By 5:00ish Ed and I had moved upstairs and he was timing contractions while I laboured on and off the toilet. We talked to the midwife at some point who wasn’t quite sure how active labour was. I knew it was on, but it was hard to tell the labour contractions from the abdominal cramps at times. Fun! She suggested we call back in 15 minutes and she’d get ready to go in the meantime. We did call back about 20 – 30 minutes later and now there was no doubt; this labour was in full swing. She said she was on her way but that Ed should call her if the baby started coming before she got there — she’d talk him through it. Whatever, I thought, we’re not that far along.

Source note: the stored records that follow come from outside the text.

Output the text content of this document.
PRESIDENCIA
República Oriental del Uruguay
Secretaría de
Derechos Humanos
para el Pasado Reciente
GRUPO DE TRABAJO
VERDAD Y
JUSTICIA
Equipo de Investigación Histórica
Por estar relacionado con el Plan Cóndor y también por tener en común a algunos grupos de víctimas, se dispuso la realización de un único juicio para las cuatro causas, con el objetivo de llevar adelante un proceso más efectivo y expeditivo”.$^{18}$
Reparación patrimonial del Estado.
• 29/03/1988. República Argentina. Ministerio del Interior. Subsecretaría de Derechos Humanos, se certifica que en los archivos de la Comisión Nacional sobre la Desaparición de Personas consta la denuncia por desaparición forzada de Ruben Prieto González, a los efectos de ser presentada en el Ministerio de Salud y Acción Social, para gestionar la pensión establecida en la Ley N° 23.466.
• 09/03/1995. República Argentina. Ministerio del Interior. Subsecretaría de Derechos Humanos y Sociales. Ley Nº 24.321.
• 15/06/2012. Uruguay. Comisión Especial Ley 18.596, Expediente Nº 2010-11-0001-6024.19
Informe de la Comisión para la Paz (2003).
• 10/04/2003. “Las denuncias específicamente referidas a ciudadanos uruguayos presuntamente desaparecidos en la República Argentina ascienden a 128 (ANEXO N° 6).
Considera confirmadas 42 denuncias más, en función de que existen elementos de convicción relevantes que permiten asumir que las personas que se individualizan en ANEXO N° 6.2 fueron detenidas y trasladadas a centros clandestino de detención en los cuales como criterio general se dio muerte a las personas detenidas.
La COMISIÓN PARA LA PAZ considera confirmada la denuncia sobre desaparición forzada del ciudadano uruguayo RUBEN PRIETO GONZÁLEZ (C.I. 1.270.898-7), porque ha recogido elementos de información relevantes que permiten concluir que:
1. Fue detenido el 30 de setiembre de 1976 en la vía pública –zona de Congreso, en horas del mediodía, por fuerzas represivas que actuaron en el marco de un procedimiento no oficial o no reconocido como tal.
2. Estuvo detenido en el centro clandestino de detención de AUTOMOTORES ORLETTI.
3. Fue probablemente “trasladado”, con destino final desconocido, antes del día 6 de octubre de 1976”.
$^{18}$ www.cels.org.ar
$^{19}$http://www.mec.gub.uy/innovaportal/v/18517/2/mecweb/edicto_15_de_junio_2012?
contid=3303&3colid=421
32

She arrived sometime between 6:00 and 6:30 and I think Ed was pretty happy to see her. Again, whatever guys. There’s time. The first thing she did after listening to the baby’s heartbeat was to check my dilation to find out when the second midwife (not needed until the actual birth) should come. “Oh yes, she should come now! You’re about six to seven centimetres dilated.” Six to seven centimetres! Then it could still be a couple hours to reach ten, I thought. What’s the hurry? (Never mind that it had only taken me an hour to get to seven — that didn’t even occur to me.)
While the midwife went about setting up her gear, Ed went down to unlock the front door for the second midwife and grab some fresh air and I had about three whopping contractions on the side of the bed. Ed came back up and the midwife asked what position I’d been in for the birth of my first two kids. On my back both times, I told her. I had no choice for Colum since I was epiduraled up and I just couldn’t be bothered to move after the midwife checked my dilation with Irene. “Well, you don’t have to stay on your back this time,” she said. Then I had the biggest mother of a contraction known to mankind at the end of which I felt an undeniable pushing sensation. “Pressure,” I gasped.
“Get on your side!” the midwife instructed. “Now just pant through these contractions. Ha ha ha ha.” Ha ha ha, indeed. Before I knew what was what my body was pushing all on it’s own. “Pushing!” I called out. The midwife took one look at me and said, “Yes, you are. There’s the head. Okay, let’s have a baby.” Then she made me roll over onto my back, of course, and started giving Ed all kinds of instructions. “6:35,” she called out. My body gave one big push and I did my best to hold back while the head was crowning and then her entire body was born and she lay wriggling and crying on my stomach. “6:37!” Two minutes. Two minutes of pushing! That is some wild, crazy shit right there.
Just then the second midwife came running up the stairs. “Oh no! There was traffic.”
P.S. For all you birth geeks: she was born with a nuchal hand (ie. a hand up by her face) and I still managed not to tear. My first time with no stitches and it’s pretty fantastic, I must say. There was also no hemorrhaging or even heavy bleeding despite the speedy delivery. Hurray for active management of the placenta! And even though this is my third breastfed baby and she was able to master a textbook latch within minutes of being born and is an eager and enthusiastic nurser, it still took a full three days for my milk to come in and she still managed to lose ten per cent of her weight before she started gaining. This breastfeeding business is never easy.